The senior leadership will be more important than ever for the Commodores in a tough conference.
“I love [seniors] because they’re here for three and four years,” Corbin said. “Cooper [Davis], Hugh [Fisher] and Gonzo [Jayson Gonzalez] last night, I loved it. Not just with [Gonzalez’s] home run, but just how he was interacting with the kids inside the dugout last night was next level for me as a coach.”
Cooper Davis is back in the lineup after suffering a broken nose in the first game of the season against Wright State.
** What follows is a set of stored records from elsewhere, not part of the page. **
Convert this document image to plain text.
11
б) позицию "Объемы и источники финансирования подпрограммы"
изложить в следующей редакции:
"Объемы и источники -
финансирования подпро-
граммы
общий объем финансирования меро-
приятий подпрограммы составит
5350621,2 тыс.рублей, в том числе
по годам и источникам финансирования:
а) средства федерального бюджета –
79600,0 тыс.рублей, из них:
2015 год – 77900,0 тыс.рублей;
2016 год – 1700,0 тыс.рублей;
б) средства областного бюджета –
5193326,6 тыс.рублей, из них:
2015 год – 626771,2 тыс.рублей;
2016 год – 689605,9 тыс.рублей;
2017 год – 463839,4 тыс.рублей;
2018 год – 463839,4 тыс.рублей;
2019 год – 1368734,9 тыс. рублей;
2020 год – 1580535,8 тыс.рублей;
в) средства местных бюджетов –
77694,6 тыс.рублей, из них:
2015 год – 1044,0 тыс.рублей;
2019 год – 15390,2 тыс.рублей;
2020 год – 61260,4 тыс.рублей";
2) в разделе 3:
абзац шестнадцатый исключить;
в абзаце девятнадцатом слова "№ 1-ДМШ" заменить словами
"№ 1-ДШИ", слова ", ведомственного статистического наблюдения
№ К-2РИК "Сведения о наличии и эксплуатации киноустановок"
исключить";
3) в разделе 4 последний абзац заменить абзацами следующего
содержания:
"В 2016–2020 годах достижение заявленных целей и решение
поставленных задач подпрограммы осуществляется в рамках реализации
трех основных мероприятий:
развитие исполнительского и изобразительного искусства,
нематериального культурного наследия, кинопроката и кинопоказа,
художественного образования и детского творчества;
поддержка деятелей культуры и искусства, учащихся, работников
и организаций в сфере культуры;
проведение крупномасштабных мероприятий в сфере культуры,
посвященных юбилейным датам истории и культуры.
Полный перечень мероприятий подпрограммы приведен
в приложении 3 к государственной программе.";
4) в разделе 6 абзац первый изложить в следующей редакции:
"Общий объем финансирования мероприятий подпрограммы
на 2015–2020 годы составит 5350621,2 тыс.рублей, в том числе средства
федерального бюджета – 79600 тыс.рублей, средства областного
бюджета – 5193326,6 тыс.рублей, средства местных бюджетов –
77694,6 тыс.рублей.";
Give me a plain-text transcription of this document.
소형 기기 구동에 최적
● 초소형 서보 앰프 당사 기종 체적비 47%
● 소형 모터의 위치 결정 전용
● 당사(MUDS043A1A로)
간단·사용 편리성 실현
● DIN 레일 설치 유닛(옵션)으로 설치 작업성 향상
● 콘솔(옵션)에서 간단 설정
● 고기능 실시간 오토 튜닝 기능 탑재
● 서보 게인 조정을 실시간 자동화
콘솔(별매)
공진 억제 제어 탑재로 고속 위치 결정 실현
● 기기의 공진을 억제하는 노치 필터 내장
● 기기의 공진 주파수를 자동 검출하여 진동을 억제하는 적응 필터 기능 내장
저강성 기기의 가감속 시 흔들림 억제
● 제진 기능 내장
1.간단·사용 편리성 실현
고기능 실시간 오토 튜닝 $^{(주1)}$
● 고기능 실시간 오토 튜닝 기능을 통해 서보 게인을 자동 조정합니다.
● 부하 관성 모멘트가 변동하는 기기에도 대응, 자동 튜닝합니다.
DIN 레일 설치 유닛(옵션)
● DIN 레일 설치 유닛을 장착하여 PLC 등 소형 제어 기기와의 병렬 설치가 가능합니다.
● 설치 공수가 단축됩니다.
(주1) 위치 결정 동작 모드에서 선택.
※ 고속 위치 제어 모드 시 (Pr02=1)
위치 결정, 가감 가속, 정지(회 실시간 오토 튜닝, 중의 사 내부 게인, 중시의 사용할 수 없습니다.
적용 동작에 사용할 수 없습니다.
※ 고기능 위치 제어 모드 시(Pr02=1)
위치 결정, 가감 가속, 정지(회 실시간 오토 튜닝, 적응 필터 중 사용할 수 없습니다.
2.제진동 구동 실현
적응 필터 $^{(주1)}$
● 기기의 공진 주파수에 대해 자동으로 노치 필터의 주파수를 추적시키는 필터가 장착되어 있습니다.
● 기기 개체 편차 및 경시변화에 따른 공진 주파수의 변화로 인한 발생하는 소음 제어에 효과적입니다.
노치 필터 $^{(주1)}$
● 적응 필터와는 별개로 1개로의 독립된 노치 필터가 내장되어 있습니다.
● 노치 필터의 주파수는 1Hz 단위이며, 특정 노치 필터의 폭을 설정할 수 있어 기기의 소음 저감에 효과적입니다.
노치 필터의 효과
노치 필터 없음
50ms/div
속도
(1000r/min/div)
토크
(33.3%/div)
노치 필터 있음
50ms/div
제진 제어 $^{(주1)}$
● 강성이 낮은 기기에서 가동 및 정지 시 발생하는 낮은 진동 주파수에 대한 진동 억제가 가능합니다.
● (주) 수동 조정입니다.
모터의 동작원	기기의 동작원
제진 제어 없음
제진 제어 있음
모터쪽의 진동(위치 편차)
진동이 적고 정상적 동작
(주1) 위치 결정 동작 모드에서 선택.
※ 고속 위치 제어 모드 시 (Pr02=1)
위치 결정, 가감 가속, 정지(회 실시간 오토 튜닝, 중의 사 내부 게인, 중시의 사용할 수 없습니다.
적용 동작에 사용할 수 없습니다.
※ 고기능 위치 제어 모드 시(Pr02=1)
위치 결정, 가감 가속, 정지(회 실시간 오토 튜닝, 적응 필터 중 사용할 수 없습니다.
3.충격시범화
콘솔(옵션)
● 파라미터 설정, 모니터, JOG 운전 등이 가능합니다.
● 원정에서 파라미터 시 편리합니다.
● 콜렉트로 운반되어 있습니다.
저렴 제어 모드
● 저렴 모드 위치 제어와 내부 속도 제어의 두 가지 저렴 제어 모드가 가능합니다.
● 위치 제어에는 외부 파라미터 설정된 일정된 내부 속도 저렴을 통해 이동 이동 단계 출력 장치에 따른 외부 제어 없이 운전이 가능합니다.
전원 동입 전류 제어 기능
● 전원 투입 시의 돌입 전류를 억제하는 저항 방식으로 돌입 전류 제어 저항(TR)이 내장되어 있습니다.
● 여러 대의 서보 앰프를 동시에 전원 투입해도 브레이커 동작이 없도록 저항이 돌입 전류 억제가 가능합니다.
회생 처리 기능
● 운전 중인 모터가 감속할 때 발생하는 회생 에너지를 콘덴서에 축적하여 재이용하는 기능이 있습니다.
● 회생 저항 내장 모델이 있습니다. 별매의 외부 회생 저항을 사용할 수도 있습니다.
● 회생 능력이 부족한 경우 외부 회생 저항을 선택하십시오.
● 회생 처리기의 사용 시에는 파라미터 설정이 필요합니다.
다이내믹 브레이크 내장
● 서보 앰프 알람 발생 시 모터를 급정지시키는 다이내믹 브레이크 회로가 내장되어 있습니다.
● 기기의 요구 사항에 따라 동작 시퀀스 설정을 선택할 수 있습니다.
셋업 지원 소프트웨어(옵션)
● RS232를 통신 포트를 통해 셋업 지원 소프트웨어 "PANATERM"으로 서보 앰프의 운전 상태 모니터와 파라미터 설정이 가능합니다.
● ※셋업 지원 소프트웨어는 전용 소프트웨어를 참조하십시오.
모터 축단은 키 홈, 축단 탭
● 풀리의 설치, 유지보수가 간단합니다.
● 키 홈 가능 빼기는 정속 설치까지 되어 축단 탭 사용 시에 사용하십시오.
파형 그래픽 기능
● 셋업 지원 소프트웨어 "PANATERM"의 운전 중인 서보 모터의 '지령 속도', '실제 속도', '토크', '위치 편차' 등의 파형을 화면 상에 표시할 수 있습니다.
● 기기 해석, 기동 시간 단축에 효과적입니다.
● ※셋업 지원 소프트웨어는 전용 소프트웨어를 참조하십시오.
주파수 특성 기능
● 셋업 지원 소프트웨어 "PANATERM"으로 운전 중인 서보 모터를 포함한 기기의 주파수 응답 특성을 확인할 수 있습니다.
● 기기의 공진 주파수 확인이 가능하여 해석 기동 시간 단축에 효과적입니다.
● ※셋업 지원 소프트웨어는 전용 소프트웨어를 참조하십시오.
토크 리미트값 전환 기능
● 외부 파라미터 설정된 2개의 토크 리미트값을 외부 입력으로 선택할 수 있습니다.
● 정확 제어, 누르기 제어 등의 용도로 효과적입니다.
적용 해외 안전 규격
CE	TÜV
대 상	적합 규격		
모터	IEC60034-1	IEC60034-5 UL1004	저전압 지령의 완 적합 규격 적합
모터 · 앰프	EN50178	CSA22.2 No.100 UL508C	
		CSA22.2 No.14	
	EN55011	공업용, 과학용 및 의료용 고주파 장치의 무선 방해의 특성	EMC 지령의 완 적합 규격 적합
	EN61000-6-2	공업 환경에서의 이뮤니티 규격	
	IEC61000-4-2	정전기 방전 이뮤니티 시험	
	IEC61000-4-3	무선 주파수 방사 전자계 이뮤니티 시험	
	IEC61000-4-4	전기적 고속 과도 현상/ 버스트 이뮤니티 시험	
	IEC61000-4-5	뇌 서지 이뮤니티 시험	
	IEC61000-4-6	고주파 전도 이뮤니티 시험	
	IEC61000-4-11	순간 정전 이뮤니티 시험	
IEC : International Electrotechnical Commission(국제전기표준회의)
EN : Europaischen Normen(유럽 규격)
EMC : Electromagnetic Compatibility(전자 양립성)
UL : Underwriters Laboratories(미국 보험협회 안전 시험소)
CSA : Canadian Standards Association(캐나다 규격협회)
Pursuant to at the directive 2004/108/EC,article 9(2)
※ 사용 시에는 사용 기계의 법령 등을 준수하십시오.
Davis fouled off a pitch, and he was hit in the nose on the contact.
“I was super lucky that there wasn’t any other damage besides the broken nose,” Davis said. “Any time you get hit in the face like that, there’s orbital bones and other issues like concussions.”
Davis returned to action March 5 against Illinois-Chicago and debuted a cage protecting his face on his batting helmet. Davis will wear the cage for two to three more weeks until his broken nose is healed.
Those next few weeks should look much different from the VandyBoys’ wild non conference schedule. The Commodores played seven games in seven days due to weather postponements, and they played another doubleheader on Saturday at Oklahoma State due to inclement weather the day before.
“The doubleheaders are kind of a mess with our schedules, and I think we’re looking forward to having everything pretty much planned out,” Young said.
The schedule changes and chaos of the first few weeks was perhaps felt even more with the departure of the team’s internal operations coordinator Casey Stangel.
Stangel, who used to coordinate much of the planning and schedule changes in the baseball program, is now across the street working for the football team as the director of football operations.
Corbin reflected on Stangel’s impact on the program during the press conference.
“I just loved everything about Casey,” Corbin said. “She attacked days like you want someone that you work with to do. She had a high care level for everything that she did, and she was on fire the minute she came in.”
Corbin mentioned that Stangel introduced herself to him when she was a freshman softball player at Missouri. She met him in the dugout to introduce herself and said that she was going to work for him one day.
She did just that, and she spent three years working for Corbin and building the baseball program to its current state as a regular championship contender.
“She met Clark because Clark was coming in to see me a couple years ago,” Corbin said. “I was going to be 15 minutes more on the phone, so I said, ‘Casey, do you mind taking Clark Lea around and showing the facilities to the defensive coordinator of Notre Dame?’ Well that was stupid because that was the impetus to why she has the job today. That’s what happened, but he hired a good one. She’s great, and she’ll do a great job for that program.”